Then it occurred to me....What population imbalance is that? Overpopulation because a lack of action by man.. Perhaps?

For thousands of years that area was inhabited by Native Americans who harvested the rivers for salmon for food. Any seal that came up the river would of just been killed by the Native Americans and eaten.

So the natural balance was that seals native to the marine environment could not eat Salmon in their river spawning runs, because of...... Man.

Man as part of.... rather then aside of.... the natural balance of nature... what a concept, and certainly a concept that is almost completely overlooked in management..

Now we have protections that do not allow man to kill any seals, and that is precisely the imbalance involved here.

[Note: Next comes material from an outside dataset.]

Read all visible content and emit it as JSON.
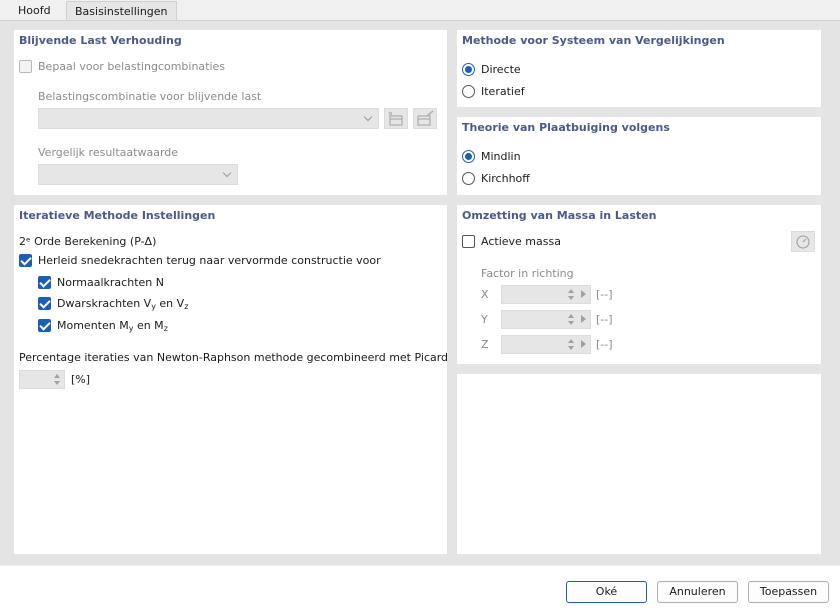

What the environmentalists want to pretend is that nature should exist as if man never existed, but that ignores the fact that man has been a part of nature, part of the natural balance for hundreds of thousands of years.

If we want a more balanced natural picture in the future it would have to be based on historic roles. Certainly we should allow man to kill seals in some conditions, like when they swim into salmon runs.

There is a difference between killing seals when the come into harbours or river systems where they would of traditionally been killed and going out to the rookeries and slaughtering baby seals for their skins.

We have a role to play as a top predator, but it has to be used in moderation to fit the historic balance of nature. That is what the environmentalists and their blanket laws of protection... overlook.